12_lead_hpyeracutemi3.jpg

You also over hear them talking about how your troponin is only 0.05, but nonetheless you’re whisked off into the cath lab to inflate a balloon in our heart, therefore reperfusing your heart and saving your life.

Now of course, this is hypothetical. It would also be hypothetical to say that post-intervention, your troponin level was 180.6. Yes, 180.6. That is high.
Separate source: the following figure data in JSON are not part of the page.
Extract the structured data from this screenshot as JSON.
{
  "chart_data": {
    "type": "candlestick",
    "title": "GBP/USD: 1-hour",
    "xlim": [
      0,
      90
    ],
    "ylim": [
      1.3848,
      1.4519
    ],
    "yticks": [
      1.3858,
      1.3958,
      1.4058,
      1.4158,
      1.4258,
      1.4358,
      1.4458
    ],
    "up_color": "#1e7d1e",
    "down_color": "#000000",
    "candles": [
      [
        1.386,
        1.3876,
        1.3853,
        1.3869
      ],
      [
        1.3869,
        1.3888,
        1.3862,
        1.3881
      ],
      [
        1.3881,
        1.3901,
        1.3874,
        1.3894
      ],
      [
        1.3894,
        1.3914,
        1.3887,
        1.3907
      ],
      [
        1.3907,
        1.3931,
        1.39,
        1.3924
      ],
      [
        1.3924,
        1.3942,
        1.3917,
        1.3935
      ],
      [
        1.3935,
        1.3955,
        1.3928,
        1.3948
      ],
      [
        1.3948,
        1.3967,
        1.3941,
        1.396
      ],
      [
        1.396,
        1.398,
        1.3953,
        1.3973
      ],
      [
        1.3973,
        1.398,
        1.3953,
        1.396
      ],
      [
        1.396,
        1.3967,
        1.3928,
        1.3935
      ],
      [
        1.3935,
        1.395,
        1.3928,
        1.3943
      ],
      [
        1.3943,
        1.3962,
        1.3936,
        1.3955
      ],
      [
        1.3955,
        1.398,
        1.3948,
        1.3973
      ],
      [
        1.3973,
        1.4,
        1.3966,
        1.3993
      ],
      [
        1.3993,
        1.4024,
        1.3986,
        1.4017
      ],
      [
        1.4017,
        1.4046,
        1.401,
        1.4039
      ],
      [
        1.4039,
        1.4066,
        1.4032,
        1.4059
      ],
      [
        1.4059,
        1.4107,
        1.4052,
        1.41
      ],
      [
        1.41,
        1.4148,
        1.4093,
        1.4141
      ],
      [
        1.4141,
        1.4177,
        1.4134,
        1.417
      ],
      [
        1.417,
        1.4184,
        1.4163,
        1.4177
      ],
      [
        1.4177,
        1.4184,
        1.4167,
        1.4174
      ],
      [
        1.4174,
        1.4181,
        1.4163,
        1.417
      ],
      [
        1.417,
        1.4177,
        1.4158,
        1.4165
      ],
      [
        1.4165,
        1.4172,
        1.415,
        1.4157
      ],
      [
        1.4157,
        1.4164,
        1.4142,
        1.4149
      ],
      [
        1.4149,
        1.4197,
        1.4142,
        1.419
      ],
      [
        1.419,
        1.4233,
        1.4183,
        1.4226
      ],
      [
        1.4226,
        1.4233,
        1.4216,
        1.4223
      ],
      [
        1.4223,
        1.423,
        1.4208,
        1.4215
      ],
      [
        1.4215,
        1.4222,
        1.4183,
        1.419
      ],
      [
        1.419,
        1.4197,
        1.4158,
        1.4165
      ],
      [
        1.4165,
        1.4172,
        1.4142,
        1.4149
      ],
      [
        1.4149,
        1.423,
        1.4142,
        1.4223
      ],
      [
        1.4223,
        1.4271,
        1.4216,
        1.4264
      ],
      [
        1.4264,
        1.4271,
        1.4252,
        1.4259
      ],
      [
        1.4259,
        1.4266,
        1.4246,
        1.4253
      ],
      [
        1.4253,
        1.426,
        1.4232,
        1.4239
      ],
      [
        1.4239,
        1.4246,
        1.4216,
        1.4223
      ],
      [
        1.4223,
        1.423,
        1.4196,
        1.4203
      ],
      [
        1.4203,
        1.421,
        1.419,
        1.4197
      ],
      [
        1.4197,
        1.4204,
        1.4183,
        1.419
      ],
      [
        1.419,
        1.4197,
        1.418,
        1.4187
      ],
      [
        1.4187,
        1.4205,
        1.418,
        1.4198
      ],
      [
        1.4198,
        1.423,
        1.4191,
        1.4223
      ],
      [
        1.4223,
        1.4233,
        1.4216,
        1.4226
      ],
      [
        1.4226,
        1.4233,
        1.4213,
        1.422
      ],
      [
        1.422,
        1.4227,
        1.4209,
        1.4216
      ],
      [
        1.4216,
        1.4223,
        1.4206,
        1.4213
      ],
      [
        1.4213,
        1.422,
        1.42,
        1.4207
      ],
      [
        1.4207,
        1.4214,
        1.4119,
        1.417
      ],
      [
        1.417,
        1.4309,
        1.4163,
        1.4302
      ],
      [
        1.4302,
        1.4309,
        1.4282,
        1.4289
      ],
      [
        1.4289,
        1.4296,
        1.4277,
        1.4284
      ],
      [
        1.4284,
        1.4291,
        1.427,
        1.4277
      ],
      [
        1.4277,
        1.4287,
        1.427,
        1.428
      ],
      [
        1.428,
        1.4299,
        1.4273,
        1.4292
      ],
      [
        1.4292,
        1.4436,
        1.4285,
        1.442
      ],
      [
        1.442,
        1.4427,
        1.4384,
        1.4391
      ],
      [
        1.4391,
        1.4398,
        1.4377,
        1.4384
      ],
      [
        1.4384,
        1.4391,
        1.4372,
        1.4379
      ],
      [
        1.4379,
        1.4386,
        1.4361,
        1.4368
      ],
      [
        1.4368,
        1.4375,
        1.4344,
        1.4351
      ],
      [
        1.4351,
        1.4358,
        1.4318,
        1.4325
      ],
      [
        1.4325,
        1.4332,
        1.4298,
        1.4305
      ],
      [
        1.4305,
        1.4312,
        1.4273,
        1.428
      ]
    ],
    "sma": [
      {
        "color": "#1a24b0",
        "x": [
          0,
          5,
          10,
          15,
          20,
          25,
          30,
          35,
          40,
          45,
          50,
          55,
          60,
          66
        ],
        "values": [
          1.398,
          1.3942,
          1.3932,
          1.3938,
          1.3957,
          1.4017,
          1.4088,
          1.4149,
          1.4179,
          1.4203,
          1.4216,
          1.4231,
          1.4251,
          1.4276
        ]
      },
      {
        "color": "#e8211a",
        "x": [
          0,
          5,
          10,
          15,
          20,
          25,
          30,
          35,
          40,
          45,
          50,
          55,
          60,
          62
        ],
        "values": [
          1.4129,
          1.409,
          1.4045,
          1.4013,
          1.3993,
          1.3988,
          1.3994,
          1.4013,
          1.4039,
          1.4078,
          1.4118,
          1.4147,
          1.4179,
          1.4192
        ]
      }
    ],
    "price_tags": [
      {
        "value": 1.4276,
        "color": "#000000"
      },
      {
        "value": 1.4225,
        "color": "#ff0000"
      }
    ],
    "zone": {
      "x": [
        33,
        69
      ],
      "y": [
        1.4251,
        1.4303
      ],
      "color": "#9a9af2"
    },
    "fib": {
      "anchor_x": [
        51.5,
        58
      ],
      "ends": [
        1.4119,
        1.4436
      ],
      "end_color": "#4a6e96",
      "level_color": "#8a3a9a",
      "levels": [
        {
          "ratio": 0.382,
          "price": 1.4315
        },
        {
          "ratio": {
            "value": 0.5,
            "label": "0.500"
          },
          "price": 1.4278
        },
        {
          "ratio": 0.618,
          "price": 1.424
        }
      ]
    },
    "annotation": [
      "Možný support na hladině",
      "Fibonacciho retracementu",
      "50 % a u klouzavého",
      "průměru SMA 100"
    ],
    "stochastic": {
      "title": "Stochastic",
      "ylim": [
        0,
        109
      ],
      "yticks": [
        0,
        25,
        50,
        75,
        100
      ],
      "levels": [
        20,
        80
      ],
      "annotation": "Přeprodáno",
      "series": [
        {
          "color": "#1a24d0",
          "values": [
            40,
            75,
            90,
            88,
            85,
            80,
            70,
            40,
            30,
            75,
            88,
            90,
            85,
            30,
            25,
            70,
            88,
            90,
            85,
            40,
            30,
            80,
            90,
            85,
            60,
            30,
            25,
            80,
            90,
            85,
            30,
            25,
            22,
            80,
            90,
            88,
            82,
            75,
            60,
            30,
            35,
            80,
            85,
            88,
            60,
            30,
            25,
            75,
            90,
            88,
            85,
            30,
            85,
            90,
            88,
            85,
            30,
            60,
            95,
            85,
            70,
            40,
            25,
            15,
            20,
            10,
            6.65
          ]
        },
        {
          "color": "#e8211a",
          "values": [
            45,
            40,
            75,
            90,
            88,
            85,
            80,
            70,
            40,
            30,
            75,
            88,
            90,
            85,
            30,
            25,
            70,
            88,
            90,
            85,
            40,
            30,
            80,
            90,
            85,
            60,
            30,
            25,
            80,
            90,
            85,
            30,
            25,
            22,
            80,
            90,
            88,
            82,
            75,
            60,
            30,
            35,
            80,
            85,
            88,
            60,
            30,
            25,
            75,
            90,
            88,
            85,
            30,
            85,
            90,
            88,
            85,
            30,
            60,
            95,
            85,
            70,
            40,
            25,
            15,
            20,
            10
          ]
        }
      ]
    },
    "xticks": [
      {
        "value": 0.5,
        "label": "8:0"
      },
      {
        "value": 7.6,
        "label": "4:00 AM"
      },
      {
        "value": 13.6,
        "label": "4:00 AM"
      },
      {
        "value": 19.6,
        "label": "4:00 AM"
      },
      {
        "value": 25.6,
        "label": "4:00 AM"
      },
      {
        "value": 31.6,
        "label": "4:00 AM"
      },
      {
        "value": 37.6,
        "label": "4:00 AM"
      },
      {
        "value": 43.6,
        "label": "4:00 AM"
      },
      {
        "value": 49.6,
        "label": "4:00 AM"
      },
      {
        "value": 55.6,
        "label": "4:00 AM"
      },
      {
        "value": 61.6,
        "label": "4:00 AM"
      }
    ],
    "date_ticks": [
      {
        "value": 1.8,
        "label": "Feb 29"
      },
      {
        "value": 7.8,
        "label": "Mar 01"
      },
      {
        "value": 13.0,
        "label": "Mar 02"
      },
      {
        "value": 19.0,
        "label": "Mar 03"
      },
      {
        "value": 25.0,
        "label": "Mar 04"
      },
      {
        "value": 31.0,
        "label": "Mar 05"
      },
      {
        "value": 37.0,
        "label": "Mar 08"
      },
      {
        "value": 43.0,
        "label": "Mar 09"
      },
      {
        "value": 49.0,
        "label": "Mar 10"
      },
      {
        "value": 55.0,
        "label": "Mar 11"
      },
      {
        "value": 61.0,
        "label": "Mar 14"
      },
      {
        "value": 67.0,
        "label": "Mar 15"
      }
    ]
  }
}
In fact, I’ve never seen it that high. Looking at the EKG, besides the computer diagnostic screaming ‘ACUTE MI’ at you, what do you see?

I’ll wait.

OK. See those T waves in V1-V4, they look kind of funny right? Really wide and peaked. Not narrow and peaked like hyperkalemia, but wide and peaked. Look closer, see the J-point? Right, it’s kind of off the baseline isn’t it? Hmmm…what do we have?

Any guesses?

Right then.  You’re looking at an antero-septal MI in the hyperacute phase.  By looking at the J-point, you can see that ST segment elevations are beginning to start, but no other signs.  Rarely do we get to see this, so seeing one is a great learning opportunity.  I admit, I had to look it up to see exactly what was going on.  The hypothetical patient had a 90-95% occlusion of his proximal LAD and got stented for it.  The really cool thing was the timing.  Joint Commission goals are a door-to-balloon time of under 90 minutes.  This particular hypothetical patient had a pain onset-to-balloon time of just under 2 hours.  45 minutes to the ED and about 65 minutes to the cath lab.  But check out those troponin levels, pretty spectacular.  Sometimes knowing when to come in and not wait makes all the difference in the world.  Oh, the hypothetical patient?  Hypothetically, they had no loss of LVEF or other signs of myocardial damage.